In Rechtsprechung und Schrifttum wird seit jeher schon zwischen der Arbeitszeit im arbeitsschutzrechtlichen, im arbeitsvertraglichen, im vergütungsrechtlichen, steuerrechtlichen, beamten- und tarifrechtlichen sowie im mitbestimmungsrechtlichen Sinne unterschieden, wobei die Begriffe im Einzelfall eine identische, eine unterschiedliche Bedeutung haben können oder sich auch überschneiden können (vgl. Wahlers, PersV 2007, 464).

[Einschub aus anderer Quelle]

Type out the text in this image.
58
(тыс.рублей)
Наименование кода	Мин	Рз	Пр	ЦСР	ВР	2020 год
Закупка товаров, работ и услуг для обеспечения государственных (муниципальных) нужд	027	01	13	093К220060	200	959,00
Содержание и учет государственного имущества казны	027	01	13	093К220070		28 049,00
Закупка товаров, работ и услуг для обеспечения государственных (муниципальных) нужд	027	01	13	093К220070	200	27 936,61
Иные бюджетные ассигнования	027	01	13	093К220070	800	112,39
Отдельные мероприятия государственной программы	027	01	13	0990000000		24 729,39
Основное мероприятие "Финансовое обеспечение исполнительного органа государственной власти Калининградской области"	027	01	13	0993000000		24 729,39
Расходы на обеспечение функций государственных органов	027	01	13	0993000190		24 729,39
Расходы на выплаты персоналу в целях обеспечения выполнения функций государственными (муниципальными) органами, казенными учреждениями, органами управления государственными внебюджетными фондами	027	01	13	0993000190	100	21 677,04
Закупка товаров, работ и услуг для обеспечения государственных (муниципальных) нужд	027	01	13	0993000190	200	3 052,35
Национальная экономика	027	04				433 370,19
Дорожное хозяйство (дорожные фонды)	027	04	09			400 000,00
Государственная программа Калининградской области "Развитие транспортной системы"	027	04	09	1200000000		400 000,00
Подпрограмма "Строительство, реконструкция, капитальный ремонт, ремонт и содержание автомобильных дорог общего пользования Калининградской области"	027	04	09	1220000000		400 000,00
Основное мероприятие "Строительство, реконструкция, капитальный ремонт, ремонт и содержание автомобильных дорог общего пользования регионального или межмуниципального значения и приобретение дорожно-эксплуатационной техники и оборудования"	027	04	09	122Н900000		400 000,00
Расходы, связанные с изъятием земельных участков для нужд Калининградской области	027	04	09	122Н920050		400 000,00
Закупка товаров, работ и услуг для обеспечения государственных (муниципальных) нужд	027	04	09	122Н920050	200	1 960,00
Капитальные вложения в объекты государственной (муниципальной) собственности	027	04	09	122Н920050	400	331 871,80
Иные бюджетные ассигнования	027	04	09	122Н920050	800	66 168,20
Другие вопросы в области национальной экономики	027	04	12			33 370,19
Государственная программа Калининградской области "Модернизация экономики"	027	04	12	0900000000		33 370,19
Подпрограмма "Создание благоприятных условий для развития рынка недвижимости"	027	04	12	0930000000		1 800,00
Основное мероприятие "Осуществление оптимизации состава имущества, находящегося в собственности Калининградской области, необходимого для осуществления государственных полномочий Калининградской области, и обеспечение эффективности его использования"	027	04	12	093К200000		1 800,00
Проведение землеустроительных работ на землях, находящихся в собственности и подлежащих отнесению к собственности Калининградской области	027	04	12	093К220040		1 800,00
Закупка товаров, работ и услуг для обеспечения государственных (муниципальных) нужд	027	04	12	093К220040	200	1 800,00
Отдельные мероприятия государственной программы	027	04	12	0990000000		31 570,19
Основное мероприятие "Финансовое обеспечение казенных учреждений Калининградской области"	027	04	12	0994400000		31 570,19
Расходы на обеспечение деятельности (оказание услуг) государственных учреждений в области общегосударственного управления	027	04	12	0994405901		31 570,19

Zu Recht verweist der Kläger im vorliegenden Fall auf die Rechtsprechung des Bundesarbeitsgerichts, der auch die Berufungskammer folgt, dass die für genehmigte Reisen zu im dienstlichen Interesse erfolgenden Fortbildungen außerhalb des Dienstortes aufgewandte Reisezeit in vollem Umfang als vergütungspflichtige Arbeitszeit zu berücksichtigen ist, soweit keine abweichende Vergütungsregelung zwischen den Arbeitsvertragsparteien getroffen wurde (BAG vom 15.11.2018 - 6 AZR 294/17, juris, Rz. 19, 20, 23 ff.). Richtig ist zwar der Einwand der Beklagten, dass diese Rechtsprechung des Bundesarbeitsgerichts (ebenso die Entscheidungen des BAG vom 17.10.2018 - 5 AZR 553/17, juris, Rz. 13 ff. zu Reisezeiten bei Auslandsentsendung und vom 25.04.2018 - 5 AZR 424/17, juris, Rz. 15 ff. zu Fahrten zu auswärtigen Arbeitsstellen) jeweils primär den vergütungsrechtlichen Arbeitszeitbegriff betrifft.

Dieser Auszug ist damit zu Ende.